Попала она к нему случайно — ее привела приятельница послушать хорошего музыканта. Эльвира послушала — и тут же поняла, что любит. С нею не было еще такого. Она была уверена, что любить не может — с того самого дня, когда маму повезли в больницу рожать ребенка от отчима, а отчим, выпив на радостях, стал заламывать ей руки, приговаривая: все равно сукой станешь, как мать твоя, все женщины суки, так лучше от близкого человека, он тебя научит!
После этой науки ей было уже все равно, с кем быть, когда и сколько, она надеялась, что множество мужчин, юношей и совсем мальчишек своей массой заслонят то, что не хотела хранить ее память, — ну или, высоким стилем говоря, залить грязь грязью, но в процессе выполнения этой задачи сама задача забылась, осталась инерция да еще наркотичность пристрастия к занятию.

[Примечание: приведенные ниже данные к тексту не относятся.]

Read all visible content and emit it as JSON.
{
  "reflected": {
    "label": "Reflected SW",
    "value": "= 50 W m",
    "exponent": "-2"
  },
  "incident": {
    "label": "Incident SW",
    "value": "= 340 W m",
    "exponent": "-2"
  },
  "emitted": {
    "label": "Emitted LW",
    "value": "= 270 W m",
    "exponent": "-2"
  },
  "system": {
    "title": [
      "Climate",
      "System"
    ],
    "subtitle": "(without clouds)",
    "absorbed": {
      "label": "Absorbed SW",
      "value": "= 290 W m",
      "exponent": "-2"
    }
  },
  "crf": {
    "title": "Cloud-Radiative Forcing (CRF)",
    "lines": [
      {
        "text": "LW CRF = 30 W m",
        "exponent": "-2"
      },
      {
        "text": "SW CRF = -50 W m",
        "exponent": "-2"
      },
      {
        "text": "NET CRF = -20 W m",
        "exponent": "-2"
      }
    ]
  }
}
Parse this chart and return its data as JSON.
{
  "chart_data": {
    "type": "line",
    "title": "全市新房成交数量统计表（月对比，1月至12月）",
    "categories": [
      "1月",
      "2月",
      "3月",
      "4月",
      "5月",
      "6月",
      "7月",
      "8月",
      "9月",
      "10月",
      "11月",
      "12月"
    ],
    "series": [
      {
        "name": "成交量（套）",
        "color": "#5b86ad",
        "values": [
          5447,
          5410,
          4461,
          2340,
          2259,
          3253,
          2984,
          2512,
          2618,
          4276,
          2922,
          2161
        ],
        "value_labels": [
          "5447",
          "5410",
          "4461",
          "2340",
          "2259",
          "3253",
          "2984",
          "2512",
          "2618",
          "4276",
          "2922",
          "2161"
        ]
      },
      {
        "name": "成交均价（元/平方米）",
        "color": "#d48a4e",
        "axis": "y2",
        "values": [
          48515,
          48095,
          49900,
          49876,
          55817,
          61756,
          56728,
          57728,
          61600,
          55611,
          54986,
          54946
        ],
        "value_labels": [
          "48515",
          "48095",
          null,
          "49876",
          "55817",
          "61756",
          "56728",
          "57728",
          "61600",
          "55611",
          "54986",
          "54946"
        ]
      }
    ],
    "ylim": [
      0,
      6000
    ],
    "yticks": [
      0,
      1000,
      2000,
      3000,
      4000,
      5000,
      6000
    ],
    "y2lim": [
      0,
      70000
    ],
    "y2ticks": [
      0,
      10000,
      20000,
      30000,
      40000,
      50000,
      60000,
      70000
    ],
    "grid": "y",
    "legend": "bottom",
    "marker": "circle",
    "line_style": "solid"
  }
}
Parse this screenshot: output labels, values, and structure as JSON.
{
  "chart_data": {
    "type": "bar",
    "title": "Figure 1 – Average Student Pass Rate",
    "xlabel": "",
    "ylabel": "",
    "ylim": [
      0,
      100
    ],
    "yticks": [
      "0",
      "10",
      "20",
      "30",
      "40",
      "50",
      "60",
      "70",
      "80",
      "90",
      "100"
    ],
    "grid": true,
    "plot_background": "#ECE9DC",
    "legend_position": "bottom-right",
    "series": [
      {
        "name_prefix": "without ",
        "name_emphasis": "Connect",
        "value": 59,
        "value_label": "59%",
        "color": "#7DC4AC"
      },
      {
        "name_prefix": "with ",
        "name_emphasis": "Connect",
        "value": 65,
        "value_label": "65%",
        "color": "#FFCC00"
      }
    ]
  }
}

Она считала, что ничего не тратит из себя, — ведь она никого не любила. А потом появился Андрей Андреев и понравился ей, она вдруг посмотрела и увидела, что он — человек, и в одночасье вдруг поняла, что и все предыдущие (и даже ТОТ!) были тоже людьми, а не только особями противоположного пола. И она прекратила все. Простое и незамысловатое оказалось вдруг невозможным, непереносимым — и через месяц-другой она с недоумением вспоминала о самой себе прежней — как о другой.
Учеба и все прочее раньше служили ей препятствием или, в лучшем случае, проведением времени, заполнением пустоты в основном содержании жизни. Теперь отпало это содержание, осталась одна лишь пустота.